Multi Robot Printing Demonstration from Orbital Composites on Vimeo.

Meanwhile, Virtus Solis is an early-stage startup dedicated to wireless power transmission (WPT) relying on microwave WPT of solar energy from space to Earth. The founders come from highly respected firms, with CEO John Bucknell formerly acting as Vice President of Propulsion at Divergent Technologies and Principal Engineer for the SpaceX Raptor. The CTO, Edward Tate, was previously a Senior Director at Dassault Systemes and Managing Director of Exa.

The company is in the process of going from proof-of-concept to manufacturing, which it aims to accomplish in the next 18 months. While Virtus Solis designs the core SBSP technologies—”antenna arrays, power electronics, and modular mega-structure”—Orbital Composites will develop a scalable manufacturing process, as well as 3D print phase-array antennas and turnkey satellites before ultimately performing in-space service, assembly, and manufacturing (ISAM) of the Virtus SBSP station.

image courtesy of Virtus Solis.

Space-based Solar Power’s Moment in the Sun

Though the concept of SBSP has been around since Isaac Asimov published a short story titled “Reason” in 1941, academic research into the technology has been slow. The ability to remotely power a device wireless has been showcased at least as far back as 1964, when inventor William C. Brown demonstrated the ability to power a model helicopter with a microwave beam on Walter Cronkite’s CBS News show. 

In the U.S., it experienced a brief exploration from 1974 to 1986, before it was largely neglected in the country. Japanese researchers have devoted more energy to the concept, with the Japan Aerospace Exploration Agency (JAXA) stating a goal of performing first trials in 2025. 

Most recently, a team from Caltech was able to send a prototype to space that was able to beam a small amount of electricity to Earth—enough to light up a pair of LEDs. Once the news of the experiment hit, there was a flurry of announcements related to new research and commercial endeavors, including this one from Orbital Composites. 

While I am admittedly a layperson, I have been a fan of SBSP since I first learned of it while working with the Enterprise In Space project, which pursued an SBSP student project.
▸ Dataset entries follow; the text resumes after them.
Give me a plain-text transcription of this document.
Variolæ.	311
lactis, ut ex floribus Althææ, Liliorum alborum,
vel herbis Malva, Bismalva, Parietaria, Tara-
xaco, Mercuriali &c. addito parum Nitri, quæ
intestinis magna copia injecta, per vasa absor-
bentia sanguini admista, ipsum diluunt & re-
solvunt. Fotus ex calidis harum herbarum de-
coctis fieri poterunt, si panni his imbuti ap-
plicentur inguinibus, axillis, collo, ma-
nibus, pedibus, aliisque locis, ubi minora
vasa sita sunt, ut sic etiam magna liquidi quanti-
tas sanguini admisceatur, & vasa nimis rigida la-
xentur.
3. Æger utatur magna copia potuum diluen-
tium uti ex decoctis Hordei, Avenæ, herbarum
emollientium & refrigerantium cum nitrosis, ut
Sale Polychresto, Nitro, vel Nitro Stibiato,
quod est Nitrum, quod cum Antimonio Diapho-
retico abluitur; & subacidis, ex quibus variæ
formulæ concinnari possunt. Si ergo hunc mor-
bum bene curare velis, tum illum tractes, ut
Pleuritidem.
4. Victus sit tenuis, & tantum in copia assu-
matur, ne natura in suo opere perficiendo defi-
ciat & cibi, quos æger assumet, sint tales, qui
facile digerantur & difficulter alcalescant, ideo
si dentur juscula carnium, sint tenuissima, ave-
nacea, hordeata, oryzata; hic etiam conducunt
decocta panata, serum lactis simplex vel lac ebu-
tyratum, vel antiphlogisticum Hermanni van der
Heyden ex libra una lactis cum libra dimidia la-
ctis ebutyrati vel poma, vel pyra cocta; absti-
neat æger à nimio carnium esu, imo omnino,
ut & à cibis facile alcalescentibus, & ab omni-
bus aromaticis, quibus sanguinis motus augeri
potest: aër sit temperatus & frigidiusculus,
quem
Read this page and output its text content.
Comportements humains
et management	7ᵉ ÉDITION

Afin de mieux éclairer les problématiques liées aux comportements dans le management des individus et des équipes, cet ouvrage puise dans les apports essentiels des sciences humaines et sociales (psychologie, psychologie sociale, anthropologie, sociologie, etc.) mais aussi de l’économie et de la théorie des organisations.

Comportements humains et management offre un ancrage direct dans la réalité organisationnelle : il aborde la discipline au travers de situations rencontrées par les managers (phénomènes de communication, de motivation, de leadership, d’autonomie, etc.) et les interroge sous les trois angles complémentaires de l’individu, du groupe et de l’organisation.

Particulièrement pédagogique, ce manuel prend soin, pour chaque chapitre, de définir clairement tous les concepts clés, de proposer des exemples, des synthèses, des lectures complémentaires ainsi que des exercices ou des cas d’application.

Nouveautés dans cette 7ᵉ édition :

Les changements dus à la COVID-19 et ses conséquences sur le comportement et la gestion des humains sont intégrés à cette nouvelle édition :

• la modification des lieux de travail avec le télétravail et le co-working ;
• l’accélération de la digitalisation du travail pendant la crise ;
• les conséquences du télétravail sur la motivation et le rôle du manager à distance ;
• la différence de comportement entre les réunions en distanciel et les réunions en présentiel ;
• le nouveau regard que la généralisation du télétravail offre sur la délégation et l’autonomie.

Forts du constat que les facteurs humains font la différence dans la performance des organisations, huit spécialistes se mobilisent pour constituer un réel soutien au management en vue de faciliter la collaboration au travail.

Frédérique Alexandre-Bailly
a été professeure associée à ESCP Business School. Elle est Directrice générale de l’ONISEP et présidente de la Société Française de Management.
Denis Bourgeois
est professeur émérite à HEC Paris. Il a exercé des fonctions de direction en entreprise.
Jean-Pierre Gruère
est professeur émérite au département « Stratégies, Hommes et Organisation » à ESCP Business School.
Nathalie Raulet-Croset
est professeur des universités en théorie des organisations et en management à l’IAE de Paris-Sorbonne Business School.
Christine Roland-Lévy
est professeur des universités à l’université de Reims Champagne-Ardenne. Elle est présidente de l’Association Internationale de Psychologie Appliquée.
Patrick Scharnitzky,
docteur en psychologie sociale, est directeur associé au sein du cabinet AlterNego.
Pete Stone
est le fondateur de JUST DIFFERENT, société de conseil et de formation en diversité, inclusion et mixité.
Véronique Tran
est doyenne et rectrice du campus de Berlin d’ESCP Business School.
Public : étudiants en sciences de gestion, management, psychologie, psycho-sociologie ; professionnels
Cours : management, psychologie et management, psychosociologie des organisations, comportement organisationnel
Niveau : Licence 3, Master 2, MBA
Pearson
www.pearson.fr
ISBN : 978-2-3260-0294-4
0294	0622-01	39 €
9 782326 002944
So, though I don’t fully understand how the technology works, I daydream that all of the directed energy weapons programs are cover for SBSP research that will be combined with the world of IoT to see us begin beaming solar power to our devices via 5G (or 6, 7, 8, 9, or 10G) transmitters. 

Of course, by then, we’ll have burned through all of our fuel and the Earth’s natural resources, so power beaming probably won’t bring us to the same level of industrial activity as we experience today. Plus, we’ll have to worry about such high levels of microwave energy radiating everything. Can’t be much worse than our current predicament, can it?